Harvey Pekar's work was very important to me. The guy reached so many people with his comics. He had so many different artists draw his stories. I don't claim to know him, but it seemed to me that he never seemed to compromise his vision. He also seemed to keep his work blue collar, speaking in an everyman's voice. It's that kind of voice that has inspired me time and time again not to make art only for money, that there has to be a bigger reason. There has to be something personal connected to it.
Aside from my drawing work, I've always worked at least one day job to pay my bills. I figure if I can earn a living working nine to five, I can make the art I want to make and still keep that want to draw. There have been times in the past where I've taken big jobs that didn't quite fit in with what I wanted to say with my work. The end result was that even though I had a nice paycheck, my drive to draw was diminished. Then I thought that maybe I wasn't cut out to make art for a living. I started to feel bad, that I was too stubborn. I thought that maybe this would always hold me back and haunt me my whole life. But I liked where I came from, and I liked drawing about places like that. I liked drawing about working class people, city streets, corner bars, stickball games, abused kids, and dock workers even if there will never be a huge market for it.

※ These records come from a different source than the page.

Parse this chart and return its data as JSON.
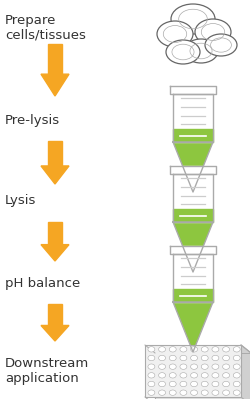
{
  "background_color": "#ffffff",
  "steps": [
    "Prepare\ncells/tissues",
    "Pre-lysis",
    "Lysis",
    "pH balance",
    "Downstream\napplication"
  ],
  "arrow_color": "#F5A623",
  "text_color": "#333333",
  "tube_fill": "#8DC63F",
  "tube_outline": "#aaaaaa",
  "tube_line": "#cccccc",
  "label_fontsize": 9.5,
  "fig_width": 2.5,
  "fig_height": 3.99
}
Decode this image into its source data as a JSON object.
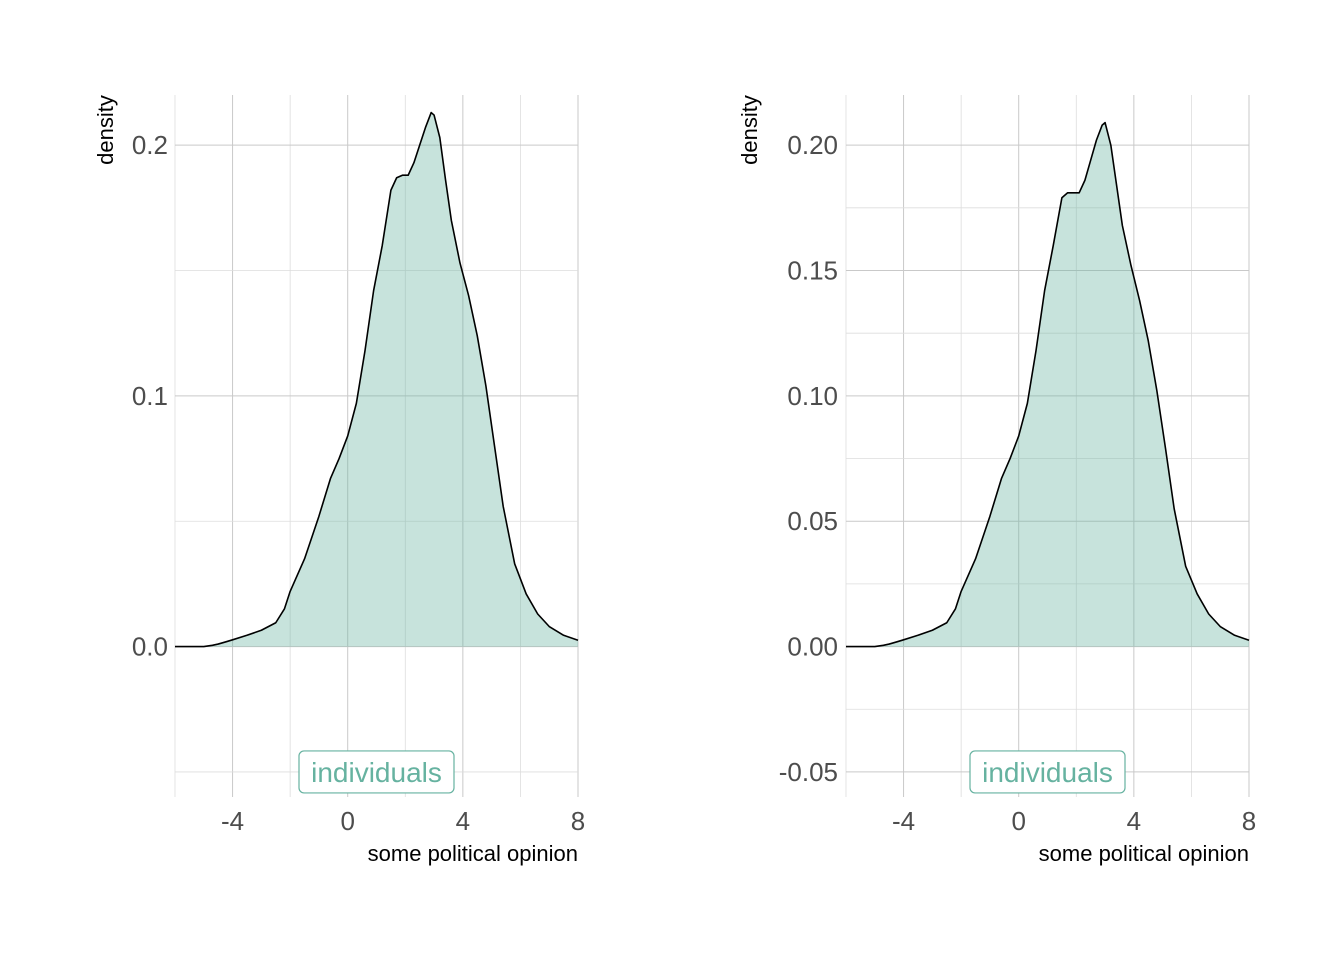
{
  "chart_data": [
    {
      "type": "area",
      "xlabel": "some political opinion",
      "ylabel": "density",
      "xlim": [
        -6,
        8
      ],
      "ylim": [
        -0.06,
        0.22
      ],
      "x_ticks": [
        -4,
        0,
        4,
        8
      ],
      "x_tick_labels": [
        "-4",
        "0",
        "4",
        "8"
      ],
      "y_ticks": [
        0.0,
        0.1,
        0.2
      ],
      "y_tick_labels": [
        "0.0",
        "0.1",
        "0.2"
      ],
      "grid": true,
      "fill_color": "#66b2a0",
      "fill_opacity": 0.37,
      "line_color": "#000000",
      "series": [
        {
          "x": [
            -6.0,
            -5.5,
            -5.0,
            -4.7,
            -4.5,
            -4.2,
            -4.0,
            -3.5,
            -3.0,
            -2.5,
            -2.2,
            -2.0,
            -1.5,
            -1.0,
            -0.6,
            -0.3,
            0.0,
            0.3,
            0.6,
            0.9,
            1.2,
            1.5,
            1.7,
            1.9,
            2.1,
            2.3,
            2.5,
            2.7,
            2.9,
            3.0,
            3.2,
            3.4,
            3.6,
            3.9,
            4.2,
            4.5,
            4.8,
            5.1,
            5.4,
            5.8,
            6.2,
            6.6,
            7.0,
            7.5,
            8.0
          ],
          "y": [
            0.0,
            0.0,
            0.0,
            0.0005,
            0.001,
            0.002,
            0.0027,
            0.0045,
            0.0065,
            0.0095,
            0.015,
            0.022,
            0.035,
            0.052,
            0.067,
            0.075,
            0.084,
            0.097,
            0.118,
            0.142,
            0.16,
            0.182,
            0.187,
            0.188,
            0.188,
            0.193,
            0.2,
            0.207,
            0.213,
            0.212,
            0.203,
            0.186,
            0.17,
            0.153,
            0.14,
            0.124,
            0.104,
            0.08,
            0.056,
            0.033,
            0.021,
            0.013,
            0.008,
            0.0045,
            0.0025
          ]
        }
      ],
      "annotation": {
        "text": "individuals",
        "x": 1.0,
        "y": -0.05,
        "color": "#66b2a0"
      }
    },
    {
      "type": "area",
      "xlabel": "some political opinion",
      "ylabel": "density",
      "xlim": [
        -6,
        8
      ],
      "ylim": [
        -0.06,
        0.22
      ],
      "x_ticks": [
        -4,
        0,
        4,
        8
      ],
      "x_tick_labels": [
        "-4",
        "0",
        "4",
        "8"
      ],
      "y_ticks": [
        -0.05,
        0.0,
        0.05,
        0.1,
        0.15,
        0.2
      ],
      "y_tick_labels": [
        "-0.05",
        "0.00",
        "0.05",
        "0.10",
        "0.15",
        "0.20"
      ],
      "grid": true,
      "fill_color": "#66b2a0",
      "fill_opacity": 0.37,
      "line_color": "#000000",
      "series": [
        {
          "x": [
            -6.0,
            -5.5,
            -5.0,
            -4.7,
            -4.5,
            -4.2,
            -4.0,
            -3.5,
            -3.0,
            -2.5,
            -2.2,
            -2.0,
            -1.5,
            -1.0,
            -0.6,
            -0.3,
            0.0,
            0.3,
            0.6,
            0.9,
            1.2,
            1.5,
            1.7,
            1.9,
            2.1,
            2.3,
            2.5,
            2.7,
            2.9,
            3.0,
            3.2,
            3.4,
            3.6,
            3.9,
            4.2,
            4.5,
            4.8,
            5.1,
            5.4,
            5.8,
            6.2,
            6.6,
            7.0,
            7.5,
            8.0
          ],
          "y": [
            0.0,
            0.0,
            0.0,
            0.0005,
            0.001,
            0.002,
            0.0027,
            0.0045,
            0.0065,
            0.0095,
            0.015,
            0.022,
            0.035,
            0.052,
            0.067,
            0.075,
            0.084,
            0.097,
            0.118,
            0.142,
            0.16,
            0.179,
            0.181,
            0.181,
            0.181,
            0.186,
            0.194,
            0.202,
            0.208,
            0.209,
            0.2,
            0.184,
            0.168,
            0.152,
            0.138,
            0.122,
            0.102,
            0.079,
            0.055,
            0.032,
            0.021,
            0.013,
            0.008,
            0.0045,
            0.0025
          ]
        }
      ],
      "annotation": {
        "text": "individuals",
        "x": 1.0,
        "y": -0.05,
        "color": "#66b2a0"
      }
    }
  ]
}
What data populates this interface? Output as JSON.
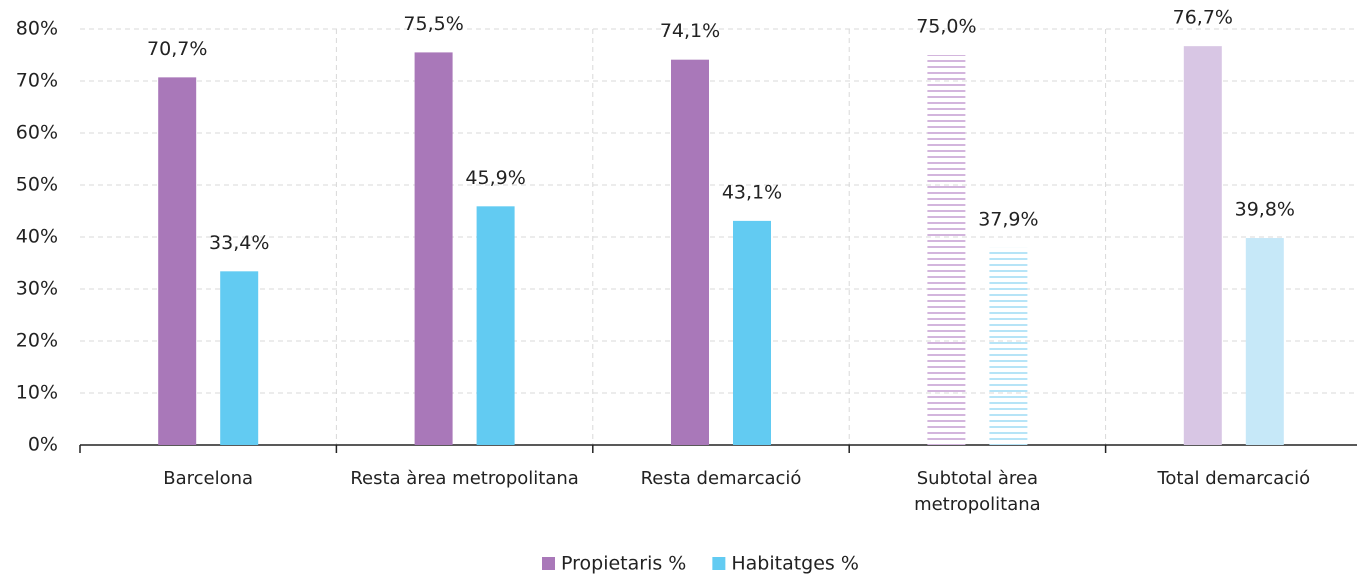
{
  "chart_data": {
    "type": "bar",
    "categories": [
      "Barcelona",
      "Resta àrea metropolitana",
      "Resta demarcació",
      "Subtotal àrea metropolitana",
      "Total demarcació"
    ],
    "series": [
      {
        "name": "Propietaris %",
        "color": "#a978b9",
        "colors": [
          "#a978b9",
          "#a978b9",
          "#a978b9",
          "#a978b9",
          "#d8c6e4"
        ],
        "fill_styles": [
          "solid",
          "solid",
          "solid",
          "striped",
          "solid"
        ],
        "values": [
          70.7,
          75.5,
          74.1,
          75.0,
          76.7
        ],
        "value_labels": [
          "70,7%",
          "75,5%",
          "74,1%",
          "75,0%",
          "76,7%"
        ]
      },
      {
        "name": "Habitatges %",
        "color": "#62cbf2",
        "colors": [
          "#62cbf2",
          "#62cbf2",
          "#62cbf2",
          "#62cbf2",
          "#c6e8f8"
        ],
        "fill_styles": [
          "solid",
          "solid",
          "solid",
          "striped",
          "solid"
        ],
        "values": [
          33.4,
          45.9,
          43.1,
          37.9,
          39.8
        ],
        "value_labels": [
          "33,4%",
          "45,9%",
          "43,1%",
          "37,9%",
          "39,8%"
        ]
      }
    ],
    "ylim": [
      0,
      80
    ],
    "yticks": [
      {
        "value": 0,
        "label": "0%"
      },
      {
        "value": 10,
        "label": "10%"
      },
      {
        "value": 20,
        "label": "20%"
      },
      {
        "value": 30,
        "label": "30%"
      },
      {
        "value": 40,
        "label": "40%"
      },
      {
        "value": 50,
        "label": "50%"
      },
      {
        "value": 60,
        "label": "60%"
      },
      {
        "value": 70,
        "label": "70%"
      },
      {
        "value": 80,
        "label": "80%"
      }
    ],
    "grid": true,
    "legend": "bottom"
  }
}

After reading Harvey Pekar's work, I started not to feel so bad. Here is a man who said, "Ordinary life is pretty complex stuff." He was right. Pekar reached millions of people writing about himself being an ordinary person. They made a movie about his life to celebrate his work, and he kept his dayjob until retirement. Harvey Pekar gave me faith in comics. His work convinced me that it's worth putting my work out there. It may only find a small audience, but it's still worth it if people gravitate towards it and connect with it. All art is about communication. That's the base reason anyone makes any art. Pekar's work was a huge catalyst behind the "Sketches of Fishtown" project, to show the inner working of one small neighborhood.
I met Harvey a few times at comic conventions. I even saw him lecture once at the Free Library of Philadelphia about the impact of comics. I did a sketch of him while he was speaking. He was nice enough to autograph it for me after the speech, even though I don't think he liked the way I drew him. I gave the drawing to Christian Patchell as a gift. Harvey is a hero to Patch. Patch said that Pekar's "Our Cancer Year" was a really huge inspiration to the book he is working on now about making art and living with cancer. Harvey Pekar had a great impact on a great many people.
I'm glad there are people like Harvey Pekar in the world. Even though he didn't know me, his voice kicked me in the ass keep chugging away at my own work. I'm grateful for that, and I'm really sorry he's gone.